Regional park in California, US

Carquinez Strait Regional Shoreline is a regional park, part of the East Bay Regional Park District system, located in northwestern Contra Costa County, California.

==Geography==
The park, which is divided into two sections by privately owned property, is located on the southern shoreline of the Carquinez Strait and eastern San Pablo Bay and in the adjacent hills, within the East Bay region of the San Francisco Bay Area. The total area of the park is 1400 acres.

The steep coastal hills rise as much as 750 feet above the strait.

The western park section extends from Crockett and Crockett Hills Regional Park eastward to Port Costa.

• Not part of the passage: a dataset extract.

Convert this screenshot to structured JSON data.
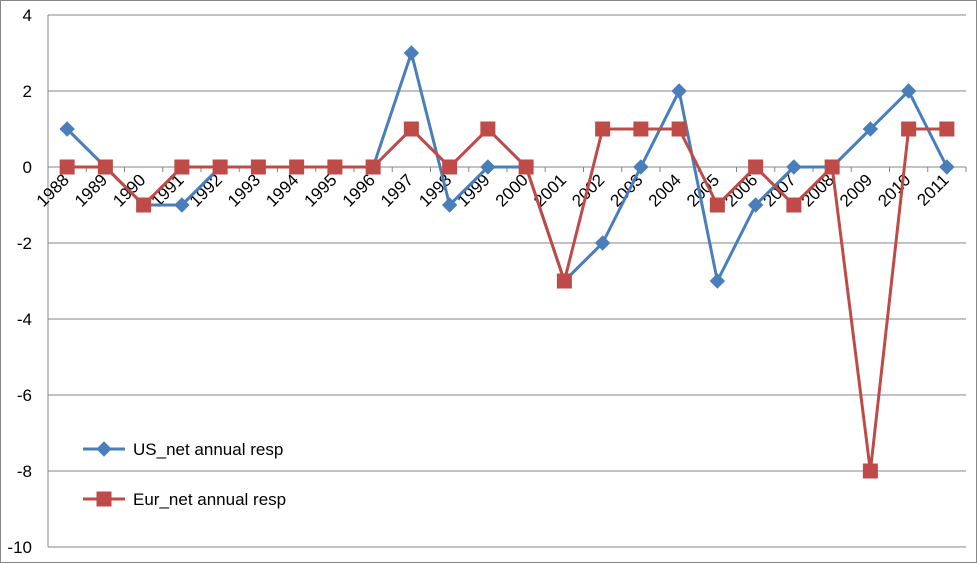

The larger eastern park section extends from expansive natural open spaces in the Crockett Hills, eastward to the city of Martinez, the Martinez Regional Shoreline park, and the John Muir National Historic Site. Trails in the Crockett Hills have unobstructed views across Carquinez Strait to Suisun Bay, Benicia, and southern Solano County.

==Trails==
The 500 mi - long San Francisco Bay Trail passes through the park. Part of the Bay Area Ridge Trail also passes through the Crockett Hills area of the park.

The state built the 1.7 mile-long Carquinez Scenic Drive along the southern shore of the strait in 1912. Decades later, it turned the road over to Contra Costa County. Major storms and landslides in 1983 caused huge gaps in the road, forcing its permanent closure to auto traffic. Instead, the county decided to convert the abandoned road into a trail for exclusive use by hikers, joggers, cyclists and equestrians. EBRPD negotiated with Contra Costa County for nearly a decade before it reached agreement in December 2012 on an easement that allowed the conversion of the idle roadway to a trail. Even so, it still cost about $5.5 million to install piers, drains and walls to ensure stability of the new trail. It took several years to obtain sufficient funds for this project. (Note: Other funds came from the State Coastal Conservancy, Contra Costa Transportation Authority Measure J and the Park District's Measure WW Development.) The new trail, which did not open for public use until autumn 2014, was named for former U.S. Representative George Miller (D-Martinez), who was instrumental in obtaining $3.5 million in Federal funds for the project.